Say, that sounds an awful lot like deception to me. Because why on earth would a rabbi know more about Judaism than an organization founded by Christian evangelicals with the sole purpose of converting Jews to Christianity? An organization whose funding comes from Christian evangelicals whose purpose is to convert Jews to Christianity?
David Brickner, the missionary group’s executive director, said Jewish leaders had a “kind of protective attitude, like this community is somehow not able to think for itself on these issues,” he said, “that somehow we’re Svengalis that can come in and mind-control.”
Translation: We’re allowed to proselytize, but no fair you calling out the facts while we’re in the middle of lying to your people for converts!
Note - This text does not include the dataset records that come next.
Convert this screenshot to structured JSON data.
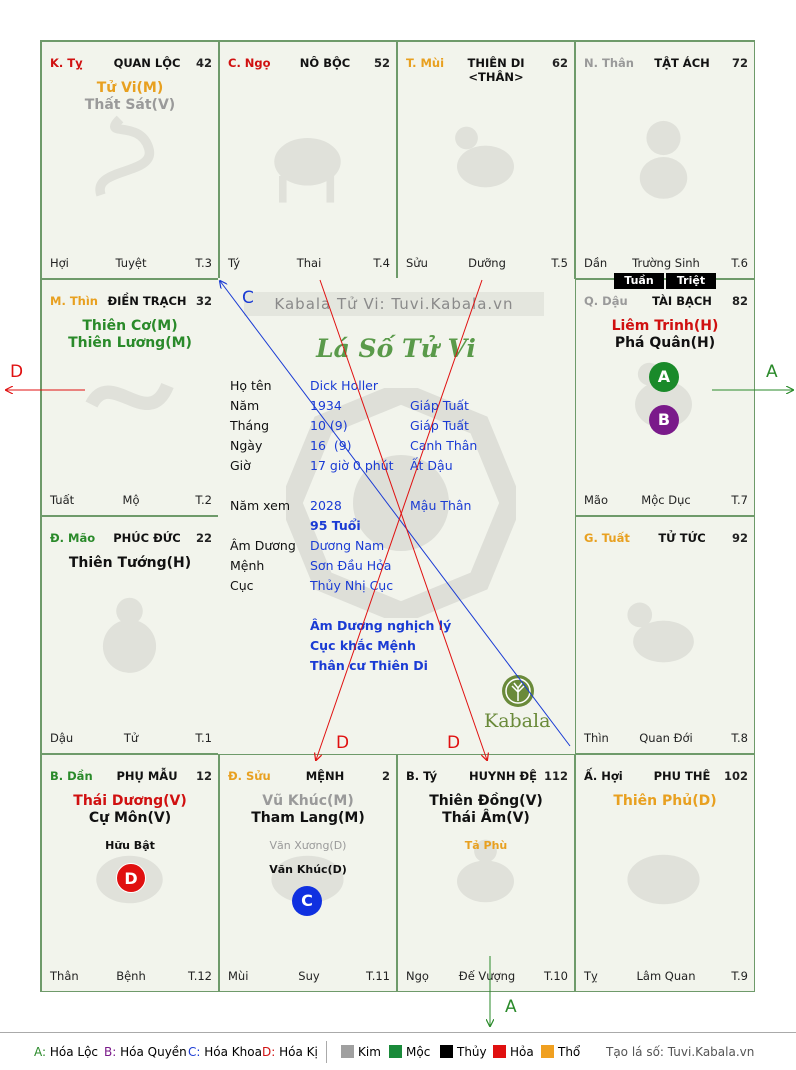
{
  "colors": {
    "loc": "#2a8a2a",
    "quyen": "#7a1a8a",
    "khoa": "#1a3bd4",
    "ki": "#d01010",
    "kim": "#a0a0a0",
    "moc": "#1a8a3a",
    "thuy": "#000000",
    "hoa": "#e01010",
    "tho": "#f0a020",
    "star_red": "#d01010",
    "star_green": "#2a8a2a",
    "star_gold": "#e8a020",
    "star_grey": "#9a9a9a",
    "star_black": "#111111"
  },
  "cells": {
    "ty_k": {
      "can": "K. Tỵ",
      "name": "QUAN LỘC",
      "age": "42",
      "s1": "Tử Vi(M)",
      "s2": "Thất Sát(V)",
      "f1": "Hợi",
      "f2": "Tuyệt",
      "f3": "T.3"
    },
    "ngo": {
      "can": "C. Ngọ",
      "name": "NÔ BỘC",
      "age": "52",
      "f1": "Tý",
      "f2": "Thai",
      "f3": "T.4"
    },
    "mui": {
      "can": "T. Mùi",
      "name": "THIÊN DI <THÂN>",
      "age": "62",
      "f1": "Sửu",
      "f2": "Dưỡng",
      "f3": "T.5"
    },
    "than": {
      "can": "N. Thân",
      "name": "TẬT ÁCH",
      "age": "72",
      "f1": "Dần",
      "f2": "Trường Sinh",
      "f3": "T.6"
    },
    "thin": {
      "can": "M. Thìn",
      "name": "ĐIỀN TRẠCH",
      "age": "32",
      "s1": "Thiên Cơ(M)",
      "s2": "Thiên Lương(M)",
      "f1": "Tuất",
      "f2": "Mộ",
      "f3": "T.2"
    },
    "dau": {
      "can": "Q. Dậu",
      "name": "TÀI BẠCH",
      "age": "82",
      "s1": "Liêm Trinh(H)",
      "s2": "Phá Quân(H)",
      "f1": "Mão",
      "f2": "Mộc Dục",
      "f3": "T.7",
      "tuan": "Tuần",
      "triet": "Triệt"
    },
    "mao": {
      "can": "Đ. Mão",
      "name": "PHÚC ĐỨC",
      "age": "22",
      "s1": "Thiên Tướng(H)",
      "f1": "Dậu",
      "f2": "Tử",
      "f3": "T.1"
    },
    "tuat": {
      "can": "G. Tuất",
      "name": "TỬ TỨC",
      "age": "92",
      "f1": "Thìn",
      "f2": "Quan Đới",
      "f3": "T.8"
    },
    "dan": {
      "can": "B. Dần",
      "name": "PHỤ MẪU",
      "age": "12",
      "s1": "Thái Dương(V)",
      "s2": "Cự Môn(V)",
      "m1": "Hữu Bật",
      "f1": "Thân",
      "f2": "Bệnh",
      "f3": "T.12"
    },
    "suu": {
      "can": "Đ. Sửu",
      "name": "MỆNH",
      "age": "2",
      "s1": "Vũ Khúc(M)",
      "s2": "Tham Lang(M)",
      "m1": "Văn Xương(D)",
      "m2": "Văn Khúc(D)",
      "f1": "Mùi",
      "f2": "Suy",
      "f3": "T.11"
    },
    "ti": {
      "can": "B. Tý",
      "name": "HUYNH ĐỆ",
      "age": "112",
      "s1": "Thiên Đồng(V)",
      "s2": "Thái Âm(V)",
      "m1": "Tả Phù",
      "f1": "Ngọ",
      "f2": "Đế Vượng",
      "f3": "T.10"
    },
    "hoi": {
      "can": "Ấ. Hợi",
      "name": "PHU THÊ",
      "age": "102",
      "s1": "Thiên Phủ(D)",
      "f1": "Tỵ",
      "f2": "Lâm Quan",
      "f3": "T.9"
    }
  },
  "badges": {
    "a": "A",
    "b": "B",
    "c": "C",
    "d": "D"
  },
  "center": {
    "watermark": "Kabala Tử Vi: Tuvi.Kabala.vn",
    "title": "Lá Số Tử Vi",
    "ho_ten_lbl": "Họ tên",
    "ho_ten": "Dick Holler",
    "nam_lbl": "Năm",
    "nam": "1934",
    "nam_cc": "Giáp Tuất",
    "thang_lbl": "Tháng",
    "thang": "10 (9)",
    "thang_cc": "Giáp Tuất",
    "ngay_lbl": "Ngày",
    "ngay": "16  (9)",
    "ngay_cc": "Canh Thân",
    "gio_lbl": "Giờ",
    "gio": "17 giờ 0 phút",
    "gio_cc": "Ất Dậu",
    "namxem_lbl": "Năm xem",
    "namxem": "2028",
    "namxem_cc": "Mậu Thân",
    "tuoi": "95 Tuổi",
    "amduong_lbl": "Âm Dương",
    "amduong": "Dương Nam",
    "menh_lbl": "Mệnh",
    "menh": "Sơn Đầu Hỏa",
    "cuc_lbl": "Cục",
    "cuc": "Thủy Nhị Cục",
    "note1": "Âm Dương nghịch lý",
    "note2": "Cục khắc Mệnh",
    "note3": "Thân cư Thiên Di",
    "logo": "Kabala"
  },
  "arrows": {
    "c": "C",
    "d_left": "D",
    "a_right": "A",
    "d1": "D",
    "d2": "D",
    "a_bottom": "A"
  },
  "legend": {
    "a": "A:",
    "a_t": "Hóa Lộc",
    "b": "B:",
    "b_t": "Hóa Quyền",
    "c": "C:",
    "c_t": "Hóa Khoa",
    "d": "D:",
    "d_t": "Hóa Kị",
    "kim": "Kim",
    "moc": "Mộc",
    "thuy": "Thủy",
    "hoa": "Hỏa",
    "tho": "Thổ",
    "site": "Tạo lá số: Tuvi.Kabala.vn"
  }
}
“Look, we didn’t come to believe this in order to win a popularity contest,” he continued. “We understand that Jesus has been a controversial issue for the Jewish community for 2,000 years. But we sure would like to have a voice on this.”
A voice in what? To be recognized as Jewish? I don’t think so, bub.
Marcia Eisenberg, the JCRC’s general counsel and director of its Jewish communal affairs and legal assistance program, said Jews for Jesus should not be afforded the luxury.
“They’re trying to define themselves into our community,” she said. “But we get to define our community, not you guys.”
Yes, but wait for the howls of the evangelicals, sorry, I mean J4Js, now that the Jews have launched a counter-offensive.
There’s also a New York Times article (and video) on this, both worth the look.
Oh, and there’s been an influx of J4Js here. They have a news aggregator that grabs stories about them off the net, and it’s found me. Of course, they lie and say they’re not from J4J. But the truth will out.
Perhaps it’s time I started an idea I’ve been toying with: Launching an evangelical Jewish outreach, to find people who want to convert to Judaism. It’ll be just like their outreach, well, except that I intend to tell the truth.